4 stars out of 5
Walking out of the Clairidge theater, I turned to my pal the ticket clerk and said, “I really need to mix in an upbeat film now and then.” Omaha was my second consecutive real downer at the movies. Which is not to say I didn’t like it – quite the contrary.
As the movie begins, we’re in Utah, not Omaha, in the very early morning in the recent past. Dad is waking up his two sleepy kids and rushing them out of the house and, with the dog, into the beat-up car. Something bad has happened that they are running away from. One of the beautiful things about this movie is that we rarely know any more than the kids do. Mom has passed away, and we are driving to – Dad eventually tells us – Nebraska.
Who or what is in Nebraska? Dad won’t say.
Very good actor John Magaro is the dad. You may know him as the white guy in Past Lives or the human in First Cow or as Silvio in The Many Saints of Newark or as the loyal buddy in The Mastermind or as a crewman in Finest Hour. He has a bearded down-to-earth everyman quality that suits him very well in this role. There is not a ton of dialogue in the script so body language and facial expressions do much of the heavy lifting here, and Magaro is more than up to the challenge. He is depressed and defeated and exhausted and in one heartbreaking scene has taken all that he can take, yet he wants to remain a loving, devoted father.

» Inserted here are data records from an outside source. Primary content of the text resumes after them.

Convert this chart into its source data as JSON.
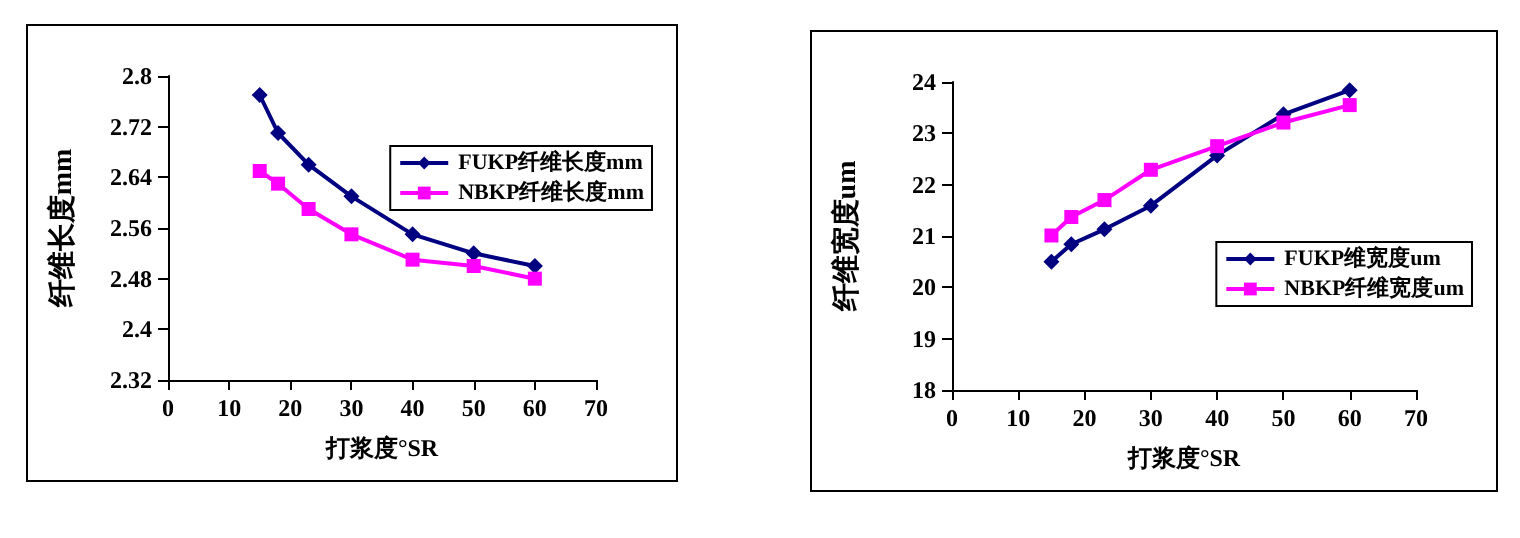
{
  "chart_data": [
    {
      "type": "line",
      "xlabel": "打浆度°SR",
      "ylabel": "纤维长度mm",
      "xlim": [
        0,
        70
      ],
      "xticks": [
        0,
        10,
        20,
        30,
        40,
        50,
        60,
        70
      ],
      "ylim": [
        2.32,
        2.8
      ],
      "yticks": [
        2.32,
        2.4,
        2.48,
        2.56,
        2.64,
        2.72,
        2.8
      ],
      "grid": false,
      "legend": "right",
      "x": [
        15,
        18,
        23,
        30,
        40,
        50,
        60
      ],
      "series": [
        {
          "name": "FUKP纤维长度mm",
          "color": "#000080",
          "marker": "diamond",
          "values": [
            2.77,
            2.71,
            2.66,
            2.61,
            2.55,
            2.52,
            2.5
          ]
        },
        {
          "name": "NBKP纤维长度mm",
          "color": "#ff00ff",
          "marker": "square",
          "values": [
            2.65,
            2.63,
            2.59,
            2.55,
            2.51,
            2.5,
            2.48
          ]
        }
      ]
    },
    {
      "type": "line",
      "xlabel": "打浆度°SR",
      "ylabel": "纤维宽度um",
      "xlim": [
        0,
        70
      ],
      "xticks": [
        0,
        10,
        20,
        30,
        40,
        50,
        60,
        70
      ],
      "ylim": [
        18,
        24
      ],
      "yticks": [
        18,
        19,
        20,
        21,
        22,
        23,
        24
      ],
      "grid": false,
      "legend": "bottom right",
      "x": [
        15,
        18,
        23,
        30,
        40,
        50,
        60
      ],
      "series": [
        {
          "name": "FUKP维宽度um",
          "color": "#000080",
          "marker": "diamond",
          "values": [
            20.5,
            20.84,
            21.13,
            21.59,
            22.57,
            23.37,
            23.84
          ]
        },
        {
          "name": "NBKP纤维宽度um",
          "color": "#ff00ff",
          "marker": "square",
          "values": [
            21.01,
            21.37,
            21.7,
            22.29,
            22.75,
            23.21,
            23.55
          ]
        }
      ]
    }
  ]
}
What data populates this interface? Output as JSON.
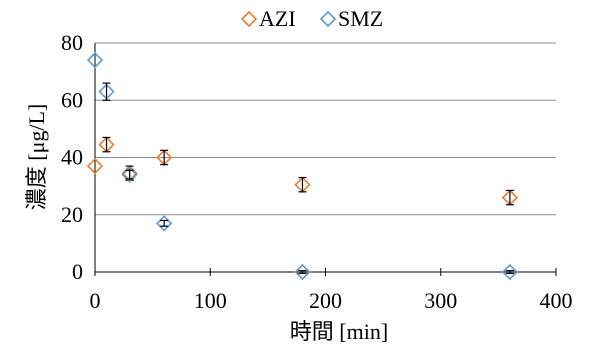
{
  "chart_data": {
    "type": "scatter",
    "xlabel": "時間 [min]",
    "ylabel": "濃度 [μg/L]",
    "xlim": [
      0,
      400
    ],
    "ylim": [
      0,
      80
    ],
    "x_ticks": [
      0,
      100,
      200,
      300,
      400
    ],
    "y_ticks": [
      0,
      20,
      40,
      60,
      80
    ],
    "grid": "horizontal",
    "legend_position": "top",
    "series": [
      {
        "name": "AZI",
        "color": "#ED7D31",
        "marker": "diamond-open",
        "points": [
          {
            "x": 0,
            "y": 37,
            "err": 0
          },
          {
            "x": 10,
            "y": 44.5,
            "err": 2.5
          },
          {
            "x": 30,
            "y": 34.5,
            "err": 2.5
          },
          {
            "x": 60,
            "y": 40,
            "err": 2.5
          },
          {
            "x": 180,
            "y": 30.5,
            "err": 2.5
          },
          {
            "x": 360,
            "y": 26,
            "err": 2.5
          }
        ]
      },
      {
        "name": "SMZ",
        "color": "#5B9BD5",
        "marker": "diamond-open",
        "points": [
          {
            "x": 0,
            "y": 74,
            "err": 0
          },
          {
            "x": 10,
            "y": 63,
            "err": 3
          },
          {
            "x": 30,
            "y": 34,
            "err": 1.5
          },
          {
            "x": 60,
            "y": 17,
            "err": 1
          },
          {
            "x": 180,
            "y": 0,
            "err": 0.5
          },
          {
            "x": 360,
            "y": 0,
            "err": 0.5
          }
        ]
      }
    ]
  }
}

As the older of the two kids, Molly Belle Wright is splendid. All I ask of kid actors is to be believable rather than actorly and Molly has it. Her character is trying so hard to be mature but it’s hard because she’s a little kid.
Emotions ratchet up a notch as the family reaches their destination. I’ll say no more. Is that latest Spongebob flick streaming yet? I gotta lighten things up.